In the News

Excerpt from Network World
October 2006
Full article is available in .pdf format

An inside look at wireless location services

No longer just for external uses, technology even helps track wheelchairs and patients.

By John Cox

A wireless location service at a Harrisburg, Pa., hospital has finally solved a problem that you never see addressed on “Gray’s Anatomy” or “ER”: Where to find a wheelchair in a sprawling 546-bed hospital.

The basic wireless technology that’s been used for real-time location services (RTLS) in outdoor dockyards, container freight yards, and railways is moving indoors. Yankee Group last year estimated the 2005 global market for all types of real-time location systems to be about $20 million, but skyrocketing to $1.6 billion in 2010.

Vendors crowding wireless location service market

A group of wireless vendors, using a mix of proprietary and standards-based radio gear, and a growing array of software application companies, now offer enterprise users the chance to layer on a network of wireless tags and access points to identify, track and locate both things and people. Harrisburg Hospital is doing both.

The hospital, part of Pinnacle Health System, first deployed in early 2005 a wireless tracking system for surgical patients.

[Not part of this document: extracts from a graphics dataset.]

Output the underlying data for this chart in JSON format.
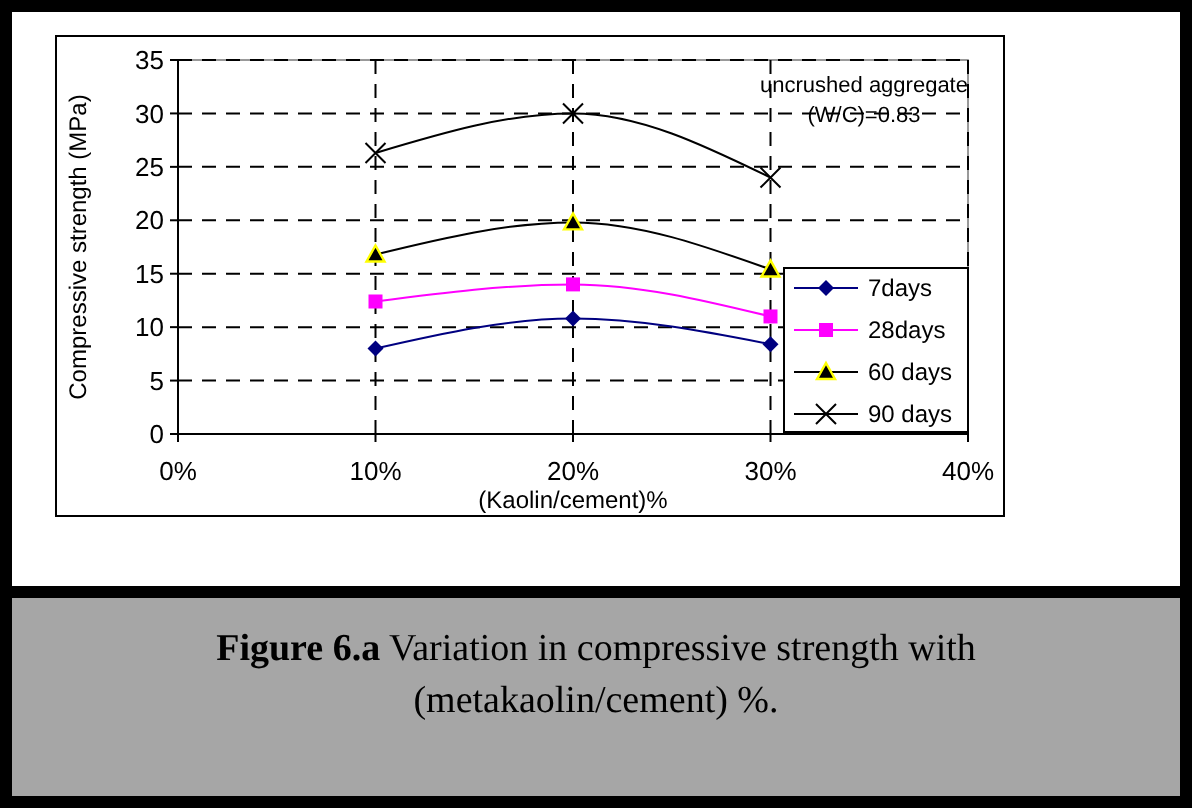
{
  "chart_data": {
    "type": "line",
    "title": "Figure 6.a Variation in compressive strength with (metakaolin/cement) %.",
    "xlabel": "(Kaolin/cement)%",
    "ylabel": "Compressive strength (MPa)",
    "x": [
      10,
      20,
      30
    ],
    "series": [
      {
        "name": "7days",
        "color": "#000080",
        "marker": "diamond",
        "values": [
          8,
          10.8,
          8.4
        ]
      },
      {
        "name": "28days",
        "color": "#ff00ff",
        "marker": "square",
        "values": [
          12.4,
          14,
          11
        ]
      },
      {
        "name": "60 days",
        "color": "#000000",
        "marker": "triangle",
        "values": [
          16.8,
          19.8,
          15.4
        ]
      },
      {
        "name": "90 days",
        "color": "#000000",
        "marker": "cross",
        "values": [
          26.3,
          30,
          24
        ]
      }
    ],
    "xlim": [
      0,
      40
    ],
    "xticks": [
      {
        "value": 0,
        "label": "0%"
      },
      {
        "value": 10,
        "label": "10%"
      },
      {
        "value": 20,
        "label": "20%"
      },
      {
        "value": 30,
        "label": "30%"
      },
      {
        "value": 40,
        "label": "40%"
      }
    ],
    "ylim": [
      0,
      35
    ],
    "yticks": [
      0,
      5,
      10,
      15,
      20,
      25,
      30,
      35
    ],
    "grid": true,
    "legend": "right",
    "line_style": "solid",
    "annotations": [
      "uncrushed aggregate",
      "(W/C)=0.83"
    ]
  }
}
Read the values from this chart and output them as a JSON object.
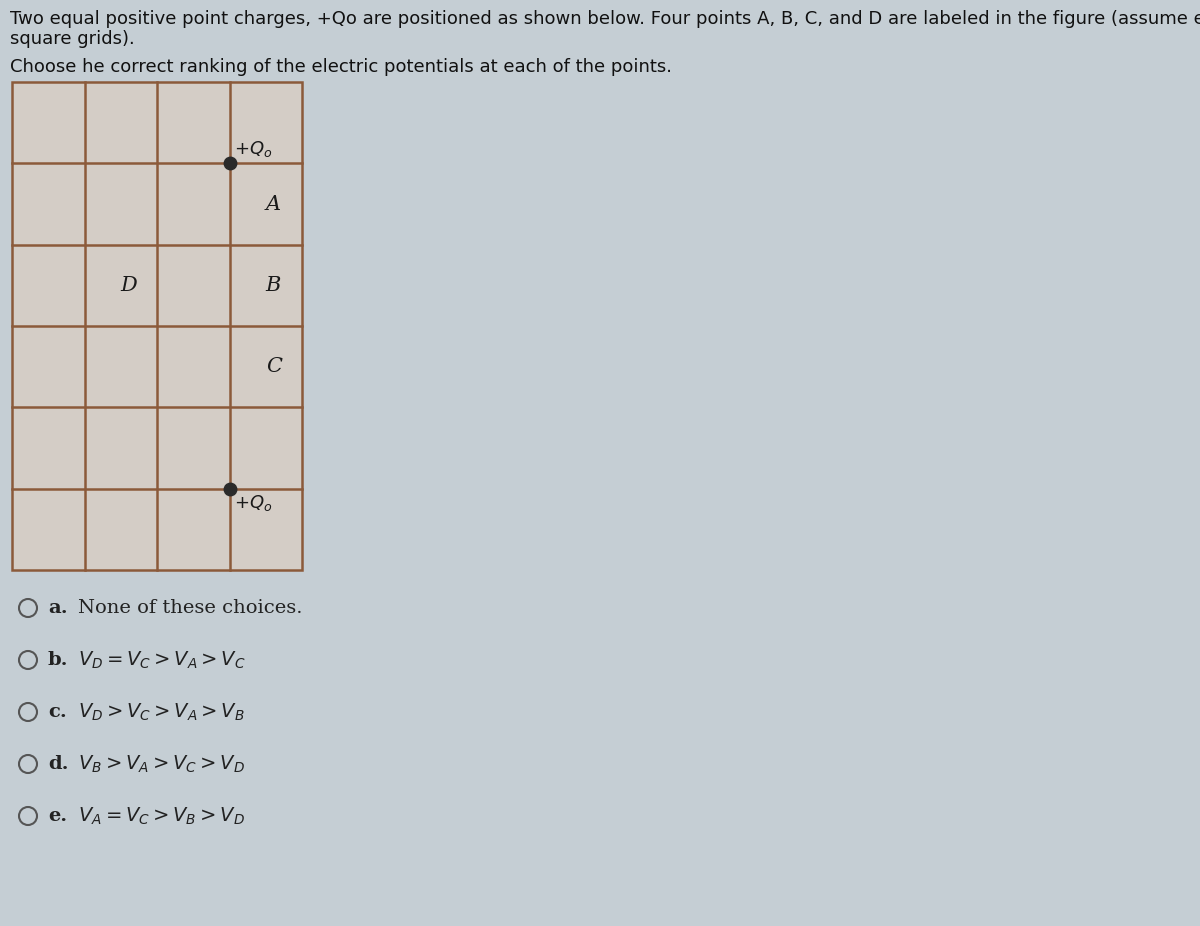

The application is PathFinder from PeriOptimum of Pittsburgh. The software works with the 433-MHz radio tags and access points from Lawrence, Mass.-based Radianse.

PathFinder gives Web-based minute-by-minute data on each patient’s location and status in the entire surgical process, drawing positioning coordinates from the Radianse hardware and location algorithm, and mapping these to a floor plan of the operating room complex. The data becomes a critical element in managing staff workflow and moving patients more efficiently through each stage, according to Dr. Craig Wisman, the hospital’s vice president of medical affairs.

In May, the hospital decided to expand the Radianse infrastructure and adopt that vendor’s asset tracking application for locating equipment.